Meaningless Broad Definitions

I had this list in a recent post, reacting to Steven Pinker’s definition of rationality being so broad it was indistinguishable from any number of “good things”

He says:
“Rationality is using knowledge to attain [human] goals.”

I said:
Using knowledge to attain (human) goals is Rationality?
Using knowledge to attain (human) goals is Politics
Using knowledge to attain (human) goals is Cybernetics
Using knowledge to attain (human) goals is Game Theory
Etc, etc.

And now I add from this morning’s Reith Lecture by Stuart Russell on AI

Using information to attain goals is Artificial Intelligence?
Using information to attain (human) goals is Intelligence

One land-grab after another. Unashamed political interest.
Definitions so broad they are meaningless and useless.

Neurath and Bohr

I have Otto Neurath as the larger-than-life overly positive member of the logically positivist Vienna Circle – a great communicator on its behalf but probably unaware of its limitations. Someone who never understood Wittgenstein’s objections.

The “International Encyclopedia of Unified Science”
(here Vol 1 Part 1 Entries 1 to 5 of the unfinished project) came to my notice when @iramey posted the inside cover to Thomas Kuhn’s “The Structure of Scientific Revolutions”. That indicated that Kuhn’s work was part of that project where Neurath was editor in chief along with an impressive board of editors and advisors.

The first entry in the encyclopaedia itself is Neurath’s introduction:

A project to document the “unity of the empiricalization and logicalization synthesis” that has happened- a continuation of the logical positivist “Vienna Circle” project to make all of philosophy “scientific” aka logical empiricism or empirical rationalism.

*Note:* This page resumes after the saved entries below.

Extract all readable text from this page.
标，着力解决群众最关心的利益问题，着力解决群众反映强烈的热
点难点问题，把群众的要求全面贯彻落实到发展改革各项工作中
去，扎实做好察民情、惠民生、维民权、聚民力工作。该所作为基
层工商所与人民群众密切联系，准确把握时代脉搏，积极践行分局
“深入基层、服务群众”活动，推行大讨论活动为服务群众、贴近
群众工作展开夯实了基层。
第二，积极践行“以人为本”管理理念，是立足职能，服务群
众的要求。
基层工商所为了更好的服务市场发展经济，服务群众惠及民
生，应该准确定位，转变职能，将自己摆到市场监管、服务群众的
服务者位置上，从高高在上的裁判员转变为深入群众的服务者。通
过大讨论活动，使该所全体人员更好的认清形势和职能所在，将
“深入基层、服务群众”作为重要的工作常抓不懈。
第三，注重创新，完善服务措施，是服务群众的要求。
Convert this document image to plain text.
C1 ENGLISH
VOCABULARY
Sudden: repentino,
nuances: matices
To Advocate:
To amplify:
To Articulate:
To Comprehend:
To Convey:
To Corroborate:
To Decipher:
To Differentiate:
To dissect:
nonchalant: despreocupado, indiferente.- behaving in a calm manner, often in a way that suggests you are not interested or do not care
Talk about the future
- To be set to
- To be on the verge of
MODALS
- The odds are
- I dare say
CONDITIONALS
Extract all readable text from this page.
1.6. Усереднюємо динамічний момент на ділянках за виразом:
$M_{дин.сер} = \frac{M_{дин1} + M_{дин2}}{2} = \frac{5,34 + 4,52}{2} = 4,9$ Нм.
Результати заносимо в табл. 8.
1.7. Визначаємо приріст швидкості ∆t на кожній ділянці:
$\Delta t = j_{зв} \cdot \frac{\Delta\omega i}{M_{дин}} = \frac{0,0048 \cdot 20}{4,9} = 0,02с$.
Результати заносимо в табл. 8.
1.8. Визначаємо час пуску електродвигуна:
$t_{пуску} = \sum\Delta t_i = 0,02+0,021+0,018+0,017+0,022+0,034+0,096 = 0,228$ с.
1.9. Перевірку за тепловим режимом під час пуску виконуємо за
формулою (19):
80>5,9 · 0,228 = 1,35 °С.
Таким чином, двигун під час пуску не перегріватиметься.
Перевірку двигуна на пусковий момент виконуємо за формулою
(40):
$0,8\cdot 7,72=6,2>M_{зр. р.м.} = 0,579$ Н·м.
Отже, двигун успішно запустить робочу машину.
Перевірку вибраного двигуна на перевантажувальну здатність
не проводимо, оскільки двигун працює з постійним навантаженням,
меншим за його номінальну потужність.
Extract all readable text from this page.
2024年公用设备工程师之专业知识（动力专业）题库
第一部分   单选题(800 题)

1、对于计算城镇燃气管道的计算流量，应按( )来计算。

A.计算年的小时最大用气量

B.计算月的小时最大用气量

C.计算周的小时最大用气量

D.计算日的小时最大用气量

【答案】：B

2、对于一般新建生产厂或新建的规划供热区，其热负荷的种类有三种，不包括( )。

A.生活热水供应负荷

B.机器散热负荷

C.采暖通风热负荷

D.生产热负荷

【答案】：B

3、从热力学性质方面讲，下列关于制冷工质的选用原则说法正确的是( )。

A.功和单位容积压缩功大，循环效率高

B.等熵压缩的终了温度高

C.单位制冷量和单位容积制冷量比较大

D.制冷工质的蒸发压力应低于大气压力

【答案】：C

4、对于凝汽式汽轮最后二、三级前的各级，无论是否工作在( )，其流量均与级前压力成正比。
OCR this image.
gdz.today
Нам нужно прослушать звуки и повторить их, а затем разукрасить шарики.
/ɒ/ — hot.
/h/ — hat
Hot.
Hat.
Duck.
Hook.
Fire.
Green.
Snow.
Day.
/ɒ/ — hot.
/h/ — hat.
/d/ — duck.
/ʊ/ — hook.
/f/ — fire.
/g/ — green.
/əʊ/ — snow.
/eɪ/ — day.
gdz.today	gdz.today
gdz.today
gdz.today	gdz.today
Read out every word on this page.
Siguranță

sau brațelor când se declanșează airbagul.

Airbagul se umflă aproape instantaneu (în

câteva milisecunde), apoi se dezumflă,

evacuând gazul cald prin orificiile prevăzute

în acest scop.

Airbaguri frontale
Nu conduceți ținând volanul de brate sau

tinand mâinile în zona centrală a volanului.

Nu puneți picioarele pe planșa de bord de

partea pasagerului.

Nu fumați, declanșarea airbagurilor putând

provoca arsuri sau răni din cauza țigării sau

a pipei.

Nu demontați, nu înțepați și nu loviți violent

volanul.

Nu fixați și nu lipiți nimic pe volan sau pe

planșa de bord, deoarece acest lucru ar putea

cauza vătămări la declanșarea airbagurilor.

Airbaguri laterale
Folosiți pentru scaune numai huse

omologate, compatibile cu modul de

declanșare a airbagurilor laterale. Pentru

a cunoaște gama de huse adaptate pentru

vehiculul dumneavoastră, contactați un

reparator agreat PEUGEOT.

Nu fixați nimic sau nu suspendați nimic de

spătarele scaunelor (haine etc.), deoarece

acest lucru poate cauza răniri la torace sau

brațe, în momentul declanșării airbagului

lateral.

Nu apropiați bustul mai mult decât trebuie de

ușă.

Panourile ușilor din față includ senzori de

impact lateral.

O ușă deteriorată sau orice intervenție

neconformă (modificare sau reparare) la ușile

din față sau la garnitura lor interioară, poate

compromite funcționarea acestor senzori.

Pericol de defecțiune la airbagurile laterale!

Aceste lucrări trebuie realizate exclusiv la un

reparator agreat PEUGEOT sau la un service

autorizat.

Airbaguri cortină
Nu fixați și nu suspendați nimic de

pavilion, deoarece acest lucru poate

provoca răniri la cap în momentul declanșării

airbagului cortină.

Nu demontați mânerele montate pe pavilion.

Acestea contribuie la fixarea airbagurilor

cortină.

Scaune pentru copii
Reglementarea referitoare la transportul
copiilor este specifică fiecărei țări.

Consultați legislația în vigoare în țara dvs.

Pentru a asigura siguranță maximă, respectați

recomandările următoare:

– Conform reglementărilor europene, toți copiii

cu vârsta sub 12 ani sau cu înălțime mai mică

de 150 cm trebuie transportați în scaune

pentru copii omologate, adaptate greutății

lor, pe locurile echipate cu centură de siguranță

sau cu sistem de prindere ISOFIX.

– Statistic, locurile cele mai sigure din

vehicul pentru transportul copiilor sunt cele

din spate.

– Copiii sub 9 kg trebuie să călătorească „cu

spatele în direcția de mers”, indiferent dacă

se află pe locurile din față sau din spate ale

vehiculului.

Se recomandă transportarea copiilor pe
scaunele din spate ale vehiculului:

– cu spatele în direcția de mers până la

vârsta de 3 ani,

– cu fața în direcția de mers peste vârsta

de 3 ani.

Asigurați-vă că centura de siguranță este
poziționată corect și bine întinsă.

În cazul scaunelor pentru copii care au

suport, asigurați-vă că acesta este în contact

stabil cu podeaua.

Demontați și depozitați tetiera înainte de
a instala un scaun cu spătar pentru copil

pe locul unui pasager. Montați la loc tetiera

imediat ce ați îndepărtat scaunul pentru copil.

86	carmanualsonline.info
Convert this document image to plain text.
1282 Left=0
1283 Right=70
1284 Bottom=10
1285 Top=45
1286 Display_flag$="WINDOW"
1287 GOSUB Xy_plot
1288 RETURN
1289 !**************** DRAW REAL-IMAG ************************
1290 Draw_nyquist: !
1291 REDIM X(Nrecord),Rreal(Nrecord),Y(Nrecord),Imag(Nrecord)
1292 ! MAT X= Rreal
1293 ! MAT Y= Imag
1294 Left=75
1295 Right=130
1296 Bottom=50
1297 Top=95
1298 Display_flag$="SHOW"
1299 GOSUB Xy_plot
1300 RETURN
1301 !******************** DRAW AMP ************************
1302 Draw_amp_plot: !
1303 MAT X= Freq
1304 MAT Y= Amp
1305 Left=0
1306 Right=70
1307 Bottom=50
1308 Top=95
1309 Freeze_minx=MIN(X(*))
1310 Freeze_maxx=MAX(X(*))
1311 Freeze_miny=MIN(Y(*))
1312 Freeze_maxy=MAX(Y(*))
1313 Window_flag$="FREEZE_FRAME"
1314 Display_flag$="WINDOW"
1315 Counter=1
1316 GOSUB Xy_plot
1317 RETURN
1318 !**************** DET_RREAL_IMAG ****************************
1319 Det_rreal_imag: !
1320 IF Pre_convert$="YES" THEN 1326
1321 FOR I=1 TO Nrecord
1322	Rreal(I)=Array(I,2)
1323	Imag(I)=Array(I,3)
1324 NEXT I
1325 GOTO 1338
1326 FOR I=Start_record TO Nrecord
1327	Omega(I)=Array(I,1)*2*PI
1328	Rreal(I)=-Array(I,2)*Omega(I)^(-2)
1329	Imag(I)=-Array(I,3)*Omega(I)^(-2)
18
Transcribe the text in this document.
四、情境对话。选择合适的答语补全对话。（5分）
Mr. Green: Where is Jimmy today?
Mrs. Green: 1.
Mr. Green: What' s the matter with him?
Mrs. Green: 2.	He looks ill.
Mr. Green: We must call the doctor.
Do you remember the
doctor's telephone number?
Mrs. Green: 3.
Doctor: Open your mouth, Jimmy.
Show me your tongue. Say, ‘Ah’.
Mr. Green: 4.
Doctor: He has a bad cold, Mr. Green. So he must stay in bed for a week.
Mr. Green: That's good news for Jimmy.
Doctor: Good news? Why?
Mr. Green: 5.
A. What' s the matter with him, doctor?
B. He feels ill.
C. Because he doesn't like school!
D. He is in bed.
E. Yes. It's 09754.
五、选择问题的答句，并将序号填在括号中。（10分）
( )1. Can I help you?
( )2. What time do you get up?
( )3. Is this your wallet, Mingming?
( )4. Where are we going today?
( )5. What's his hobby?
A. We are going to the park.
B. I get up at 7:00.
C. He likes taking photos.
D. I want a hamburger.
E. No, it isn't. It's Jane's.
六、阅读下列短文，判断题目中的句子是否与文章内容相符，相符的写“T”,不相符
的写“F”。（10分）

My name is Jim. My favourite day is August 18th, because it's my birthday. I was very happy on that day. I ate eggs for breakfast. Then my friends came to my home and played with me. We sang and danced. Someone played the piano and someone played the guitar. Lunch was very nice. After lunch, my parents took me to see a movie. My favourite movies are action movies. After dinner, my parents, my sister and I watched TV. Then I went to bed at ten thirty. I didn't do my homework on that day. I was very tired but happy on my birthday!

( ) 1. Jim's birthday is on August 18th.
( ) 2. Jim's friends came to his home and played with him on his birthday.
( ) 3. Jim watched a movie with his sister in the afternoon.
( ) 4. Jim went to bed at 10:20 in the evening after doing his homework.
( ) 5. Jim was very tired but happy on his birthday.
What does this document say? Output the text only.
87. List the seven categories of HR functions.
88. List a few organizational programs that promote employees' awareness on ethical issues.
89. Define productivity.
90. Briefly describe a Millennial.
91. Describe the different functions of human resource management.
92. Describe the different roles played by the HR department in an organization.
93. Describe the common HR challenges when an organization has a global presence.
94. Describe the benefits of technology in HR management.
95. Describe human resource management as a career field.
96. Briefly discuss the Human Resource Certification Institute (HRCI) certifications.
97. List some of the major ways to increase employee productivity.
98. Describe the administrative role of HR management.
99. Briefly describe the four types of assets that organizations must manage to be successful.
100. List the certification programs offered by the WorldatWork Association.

Although he acknowledges not only that “other thinkers may call it rationalistic fantasy” but also that even those that consider themselves part of the unification project might find a very small overlap of agreement in what that actually means.

The second contribution, by Nils Bohr, is one page in its entirety:

“[We are reminded of] not only the unity of all sciences aiming at a description of the external world but, above all, of the inseperability of epistemological and psychological analysis … It is to be hoped that the forthcoming Encyclopedia will have a deep influence on the whole attitude of our generation which, in spite of the increasing specialization in science and technology, has the growing feeling of the mutual dependency of all human activities”

Not sure Bohr’s hopes aligned with Neurath’s expectations?

Aside –  very strong “Chicago Uni” emphasis too, which might also explain the Pirsig connection. Fascinating.

And, aside – this must have been happening in parallel with the much more enlightened “Macy” initiatives which are behind Psybertron’s “cybernetics” angle.

And, another aside – Comment from Mark reminds me I never read Kuhn first hand. Kuhn, Kondratiev and Schumpeter were key sources for Freeman and Perez “Techno-Economic Paradigms” – one of my Masters sources way back. Kept up with Carlota Perez and Kontratiev cycles generally in cultural (ie “memetic”) evolution ever since, where paradigm is analogous to species. (PS for consistency, I’m continuing to spell “Kondratiev” even though the world, including Paul (Bognadov) Mason, seems to have switched to Kondratieff.)